Dans le film « Howard Zinn, une histoire populaire américaine 2 » sorti le 28 janvier 2026, les réalisateurs de ce film-documentaire, Olivier Azam et Daniel Mermet, mettent en lumière une société américaine en pleine fracture. Howard Zinn, un historien, met à nu une histoire américaine où l’essor du capitalisme industriel s’est construit sur la guerre sociale et raciale, et ce diagnostic résonne encore puissamment avec la condition des travailleurs d’aujourd’hui, aux États-Unis comme en France. À l’heure où Donald Trump impose une réécriture nationaliste de l’Histoire, effaçant les luttes des Noirs, des femmes de mouvement ouvrier, la question centrale posée par H. Zinn – « De quel peuple écrit-on l’histoire ? » – revient au cœur du débat sur le travail, le fascisme et la démocratie.

Un capitalisme de crise permanente
Le film rappelle que l’Amérique industrielle de la première moitié du XXe siècle naît dans un mélange d’enthousiasme productiviste et de misère sociale ! généralisation de l’automobile, spéculation de masse, puis effondrement brutal en 1929. La Grande Dépression fait des millions de chômeurs, pousse des familles sur les routes, et fait émerger une génération – celle de H. Zinn – pour qui « devenir adulte » signifie faire l’expérience directe de l’injustice sociale.
Ce cycle « boom spéculatif – crise – paupérisation » n’est pas une relique historique : la stagnation des salaires des classes moyennes et laborieuses américaines depuis les années 1980 est corrélée à l’effondrement du taux de syndicalisation, tandis que les profits des grandes firmes explosent. Dans cette continuité, H. Zinn montre que le capitalisme américain ne se corrige pas spontanément ; il ne recule qu’adossé à des mobilisations massives, grèves, marches de vétérans (exemple : Bonus Army), luttes de locataires et de chômeurs.

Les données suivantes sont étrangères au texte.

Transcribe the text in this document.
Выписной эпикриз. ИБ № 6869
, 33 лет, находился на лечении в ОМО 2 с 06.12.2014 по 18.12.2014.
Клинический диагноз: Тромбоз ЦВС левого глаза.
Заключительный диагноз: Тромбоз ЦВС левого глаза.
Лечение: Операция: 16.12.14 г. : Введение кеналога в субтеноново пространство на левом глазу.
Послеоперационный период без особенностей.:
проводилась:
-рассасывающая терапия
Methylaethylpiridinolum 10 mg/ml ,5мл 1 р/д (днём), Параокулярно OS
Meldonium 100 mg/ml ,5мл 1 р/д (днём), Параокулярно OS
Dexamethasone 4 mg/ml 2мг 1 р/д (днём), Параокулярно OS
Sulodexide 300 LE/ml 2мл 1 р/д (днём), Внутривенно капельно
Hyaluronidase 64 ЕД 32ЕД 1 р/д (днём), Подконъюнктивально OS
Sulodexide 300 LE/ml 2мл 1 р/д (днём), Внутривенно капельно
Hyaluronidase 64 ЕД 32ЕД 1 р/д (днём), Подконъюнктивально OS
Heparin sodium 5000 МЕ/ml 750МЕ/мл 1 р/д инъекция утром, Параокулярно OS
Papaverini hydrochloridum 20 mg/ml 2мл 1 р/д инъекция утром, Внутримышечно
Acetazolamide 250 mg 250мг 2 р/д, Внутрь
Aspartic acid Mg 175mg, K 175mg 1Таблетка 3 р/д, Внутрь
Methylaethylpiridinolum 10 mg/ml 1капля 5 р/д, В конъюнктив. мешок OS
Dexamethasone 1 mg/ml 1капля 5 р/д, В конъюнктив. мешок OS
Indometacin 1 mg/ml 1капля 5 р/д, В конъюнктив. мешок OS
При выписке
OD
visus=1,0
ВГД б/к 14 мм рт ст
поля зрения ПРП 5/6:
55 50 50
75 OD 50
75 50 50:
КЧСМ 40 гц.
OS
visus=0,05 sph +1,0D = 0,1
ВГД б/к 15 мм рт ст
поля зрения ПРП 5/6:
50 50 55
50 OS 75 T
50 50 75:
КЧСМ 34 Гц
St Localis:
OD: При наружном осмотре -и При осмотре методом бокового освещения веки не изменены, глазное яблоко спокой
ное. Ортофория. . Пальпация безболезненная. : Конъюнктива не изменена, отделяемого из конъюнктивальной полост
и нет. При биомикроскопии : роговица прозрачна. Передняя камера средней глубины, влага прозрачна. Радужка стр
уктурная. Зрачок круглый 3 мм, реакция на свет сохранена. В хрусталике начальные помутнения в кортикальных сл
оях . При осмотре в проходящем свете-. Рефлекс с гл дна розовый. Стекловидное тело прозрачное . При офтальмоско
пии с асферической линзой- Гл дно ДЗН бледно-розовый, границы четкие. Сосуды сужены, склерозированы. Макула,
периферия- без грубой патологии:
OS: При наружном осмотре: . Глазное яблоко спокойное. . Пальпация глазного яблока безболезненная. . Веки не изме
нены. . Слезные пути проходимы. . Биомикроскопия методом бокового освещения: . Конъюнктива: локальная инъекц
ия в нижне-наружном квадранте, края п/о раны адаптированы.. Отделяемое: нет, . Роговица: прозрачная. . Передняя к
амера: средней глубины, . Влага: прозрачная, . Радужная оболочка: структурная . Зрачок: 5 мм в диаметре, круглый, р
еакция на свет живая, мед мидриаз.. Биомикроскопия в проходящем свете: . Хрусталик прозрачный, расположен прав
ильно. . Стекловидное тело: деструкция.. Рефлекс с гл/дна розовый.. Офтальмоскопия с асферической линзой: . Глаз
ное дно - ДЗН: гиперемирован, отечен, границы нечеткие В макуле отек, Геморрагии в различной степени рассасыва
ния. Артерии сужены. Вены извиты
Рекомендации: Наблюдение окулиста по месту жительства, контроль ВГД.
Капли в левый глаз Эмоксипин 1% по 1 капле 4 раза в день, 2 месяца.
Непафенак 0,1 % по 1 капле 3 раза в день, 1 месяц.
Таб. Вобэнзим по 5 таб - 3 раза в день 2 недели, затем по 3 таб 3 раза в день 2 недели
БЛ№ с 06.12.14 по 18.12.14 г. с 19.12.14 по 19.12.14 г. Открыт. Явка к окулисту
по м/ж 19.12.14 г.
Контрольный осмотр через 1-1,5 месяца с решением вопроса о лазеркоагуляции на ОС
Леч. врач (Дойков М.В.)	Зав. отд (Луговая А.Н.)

États-Unis / France : deux modèles de travail sous tension
Aux États-Unis, la norme est l’absence de conventions collectives de branche : l’écrasante majorité des travailleurs n’est ni couverte ni par un accord d’entreprise solide ni par un filet protecteur équivalent au SMIC. En France, cette protection reste cependant sous pression, entre inflation, flexibilisation accrue et affaiblissement des organisations syndicales. L’enseignement de Howard Zinn éclaire un point crucial : sans pouvoir collectif des salariés, même le droit écrit se délite.

Fascisme, racisme et travail : hier et aujourd’hui
Le film insiste sur la violence fondatrice : conquête coloniale, massacres, traite des Africains réduits en esclavage, extermination des peuples autochtones. L’historien rappelle que la haine raciale n’est pas « un accident » moral, mais un outil politique pour diviser les exploités. Aujourd’hui, ce lien organique entre racisme et organisation du travail reste visible : les États américains où la densité syndicale est la plus forte ont un salaire minimum moyen environ 40 % plus élevée. En Europe comme aux États-Unis, la montée des formations d’extrême droite s’accompagne d’un discours qui détourne la colère sociale vers l’« autre ».

Trump contre Zinn : bataille autour de l’Histoire
Donald Trump s’attaque frontalement à H. Zinn, qualifiant ses écrits de « sornettes » ou de « propagande ». Effacer des manuels la place des Noirs, des syndicalistes, ce n’est pas qu’un débat académique : c’est une stratégie pour délégitimer les mouvements actuels pour la justice raciale ou les droits du travail.
Le slogan « America First », repris par Trump, fonctionne comme un fil rouge nationaliste qui présente toute contestation sociale comme trahison. En France, les débats sur la mémoire coloniale montrent une tentation similaire.

Actualité du message de Zinn
Le New Deal de Roosevelt sauve temporairement des millions de travailleurs, mais en sauvant le capitalisme. Aujourd’hui, la montée des grèves victorieuses aux États-Unis confirme que les travailleurs arrachent des avancées quand le rapport de force se reconstruit.
L’enjeu est de reposer la question de la démocratie dans l’entreprise, là où se concentre le pouvoir réel. Face au danger fascisant, l’héritage de Zinn converge avec un travaillisme assumé : redonner une centralité politique à la condition des travailleurs.